Factos menstruais

[dropcap]U[/dropcap]ma associação no Reino Unido estabeleceu que esta seria a semana da consciência ambienta-menstrual onde tentam incorporar vários temas que por aqui já vos trouxe ao longo do tempo: tabu, pobreza, inclusão e representação menstrual, e os seus efeitos no ambiente. A proposta é de que a menstruação, para além de sangue a sair por entre as pernas, seja uma questão de justiça social. Nós, humanos, perpetuamos práticas menstruais que não nos trazem muita saúde, nem física, emocional ou ambiental.

As práticas desenvolvidas para ajudar a gerir a menstruação têm resultado em poluição. Os produtos como pensos e tampões descartáveis acabam no mar e em aterros sanitários. Não há praia com lixo que não tenha algum componente menstrual, e, dada a percentagem atroz de plástico na sua composição, estes objetos nunca vão desaparecer por completo. Um facto aleatório para o vosso conhecimento geral.

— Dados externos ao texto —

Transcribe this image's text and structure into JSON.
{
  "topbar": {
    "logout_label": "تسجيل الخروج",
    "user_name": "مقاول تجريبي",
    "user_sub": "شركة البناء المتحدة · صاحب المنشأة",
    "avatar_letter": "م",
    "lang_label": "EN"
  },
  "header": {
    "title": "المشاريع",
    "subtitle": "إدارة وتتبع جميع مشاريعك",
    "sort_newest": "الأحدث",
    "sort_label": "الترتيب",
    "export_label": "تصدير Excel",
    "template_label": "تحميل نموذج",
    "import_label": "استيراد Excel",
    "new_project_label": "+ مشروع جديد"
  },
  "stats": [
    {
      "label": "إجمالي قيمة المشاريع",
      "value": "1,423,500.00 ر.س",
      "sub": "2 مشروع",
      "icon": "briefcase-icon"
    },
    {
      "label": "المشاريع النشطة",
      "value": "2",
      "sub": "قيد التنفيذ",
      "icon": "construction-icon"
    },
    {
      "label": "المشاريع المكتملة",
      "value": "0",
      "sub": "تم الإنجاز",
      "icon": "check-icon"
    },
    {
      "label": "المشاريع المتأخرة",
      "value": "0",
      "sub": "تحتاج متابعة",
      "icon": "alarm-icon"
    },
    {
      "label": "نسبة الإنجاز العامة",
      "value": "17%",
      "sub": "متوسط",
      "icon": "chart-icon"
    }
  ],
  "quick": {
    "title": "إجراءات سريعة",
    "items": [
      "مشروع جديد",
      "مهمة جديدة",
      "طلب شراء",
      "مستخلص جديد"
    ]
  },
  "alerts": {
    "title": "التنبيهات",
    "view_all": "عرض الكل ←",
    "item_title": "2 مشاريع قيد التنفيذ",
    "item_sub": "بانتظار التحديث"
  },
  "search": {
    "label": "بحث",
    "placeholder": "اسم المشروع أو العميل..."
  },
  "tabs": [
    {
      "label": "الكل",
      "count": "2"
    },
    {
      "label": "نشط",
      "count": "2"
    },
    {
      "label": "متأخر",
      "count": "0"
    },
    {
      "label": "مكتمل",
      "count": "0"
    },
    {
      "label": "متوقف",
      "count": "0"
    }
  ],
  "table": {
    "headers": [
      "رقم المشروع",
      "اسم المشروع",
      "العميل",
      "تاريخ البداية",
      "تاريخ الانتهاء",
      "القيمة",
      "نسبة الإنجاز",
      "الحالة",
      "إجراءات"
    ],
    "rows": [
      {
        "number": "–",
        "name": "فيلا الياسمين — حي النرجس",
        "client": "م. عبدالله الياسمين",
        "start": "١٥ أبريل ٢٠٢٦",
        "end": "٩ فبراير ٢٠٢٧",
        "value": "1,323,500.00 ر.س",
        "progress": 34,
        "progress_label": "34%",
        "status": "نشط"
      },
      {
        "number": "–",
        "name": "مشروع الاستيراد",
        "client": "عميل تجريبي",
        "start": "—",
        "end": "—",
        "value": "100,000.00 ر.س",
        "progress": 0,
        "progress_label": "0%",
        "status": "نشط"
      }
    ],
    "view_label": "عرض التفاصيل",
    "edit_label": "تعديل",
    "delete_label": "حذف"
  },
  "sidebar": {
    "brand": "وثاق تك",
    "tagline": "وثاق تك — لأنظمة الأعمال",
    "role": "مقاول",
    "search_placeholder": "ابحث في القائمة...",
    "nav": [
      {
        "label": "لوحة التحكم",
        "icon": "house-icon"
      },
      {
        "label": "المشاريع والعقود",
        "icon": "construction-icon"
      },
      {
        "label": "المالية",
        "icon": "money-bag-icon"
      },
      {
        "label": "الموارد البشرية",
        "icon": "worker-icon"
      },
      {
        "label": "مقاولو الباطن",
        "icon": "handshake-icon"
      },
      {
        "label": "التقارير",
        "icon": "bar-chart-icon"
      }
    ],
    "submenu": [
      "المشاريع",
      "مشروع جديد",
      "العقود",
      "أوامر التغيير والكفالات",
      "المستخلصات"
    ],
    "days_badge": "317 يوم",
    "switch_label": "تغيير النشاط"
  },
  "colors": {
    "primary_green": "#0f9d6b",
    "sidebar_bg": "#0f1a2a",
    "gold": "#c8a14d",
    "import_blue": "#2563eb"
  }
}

Neste ano de 2020, em que sentimos tudo a mudar, a menstruação continua a ser uma preocupação de topo. O que devia ser tremendamente normal – os úteros sangram mensalmente -, continua a ser uma grande fonte de escárnio e nojo. Vi algures uma tira de BD que ilustrava a dificuldade em normalizar o sangue menstrual. Imaginem um tipo sentado no sofá a ver uma batalha sangrenta na televisão, está todo contente! Em outro momento, aparece um penso ensanguentado no ecrã, e com ele vem a expressão de horror do espectador. Padrões duplos, é o que é. Para umas situações o sangue é fixe, para outras é absolutamente intolerável.

De quem é a culpa desta discriminação menstrual hedionda? Nossa, minha, tua, de todos. A educação menstrual está mais a cargo das empresas de comercialização de produtos do que de conversas familiares sem vieses comerciais. Empresas que retratam a menstruação como um líquido azul. Porque ainda hoje, ninguém diz que está com o período. Ensinou-me a minha mãe. Insinua-se que se está menstruada, com um código de morse, com olhares de “a ver se me faço entender”. Desconversa-se a menstruação porque o aceitamos como a norma, e há quem sinta a necessidade de se desculpar por sequer mencioná-la na comunicação social.

Não se fala da menstruação como quem fala de queques, por exemplo. Se assim fosse estaríamos mais à vontade em trocar receitas (e factos!), ou discutir as melhores estratégias que nos trazem conforto durante dias de inchaço e dor, até aos produtos que usamos e queremos recomendar. Sabiam que a água ensanguentada, das lavagens dos pensos e cuecas menstruais reutilizáveis, resulta numa água tão incrivelmente rica que podem regar as vossas plantas com ela? Outro facto menstrual que provavelmente não sabiam, e este, muito benéfico para o ambiente.

Até acho que, a incapacidade de falar de menstruações como quem fala de um bolo de arroz, e o uso massivo de produtos descartáveis, fizeram com que as pessoas menstruantes se desconectassem da sua menstruação. O que ela é e para onde vai? O plástico e a menstruação começaram a ter uma relação mais íntima, precisamente porque as pessoas queriam formas discretas de lidar com ela. Mas agora que vemos os pensos descartáveis (que podem ter 90% de plástico! Outro facto) a serem encontrados pelas praias do mundo, as pessoas mais ambientalmente conscientes ficaram com vontade de utilizar outros produtos: pensos reutilizáveis e copos menstruais. Com esta transformação vem outra transformação desejável: uma relação mais próxima com a menstruação, olhar o sangue de frente e aguentar todas as pressões que nos sinalizaram que podia ser nojento. Não vale a pena viver na pouca aceitação (social e individual) porque a menstruação é um facto inevitável da vida.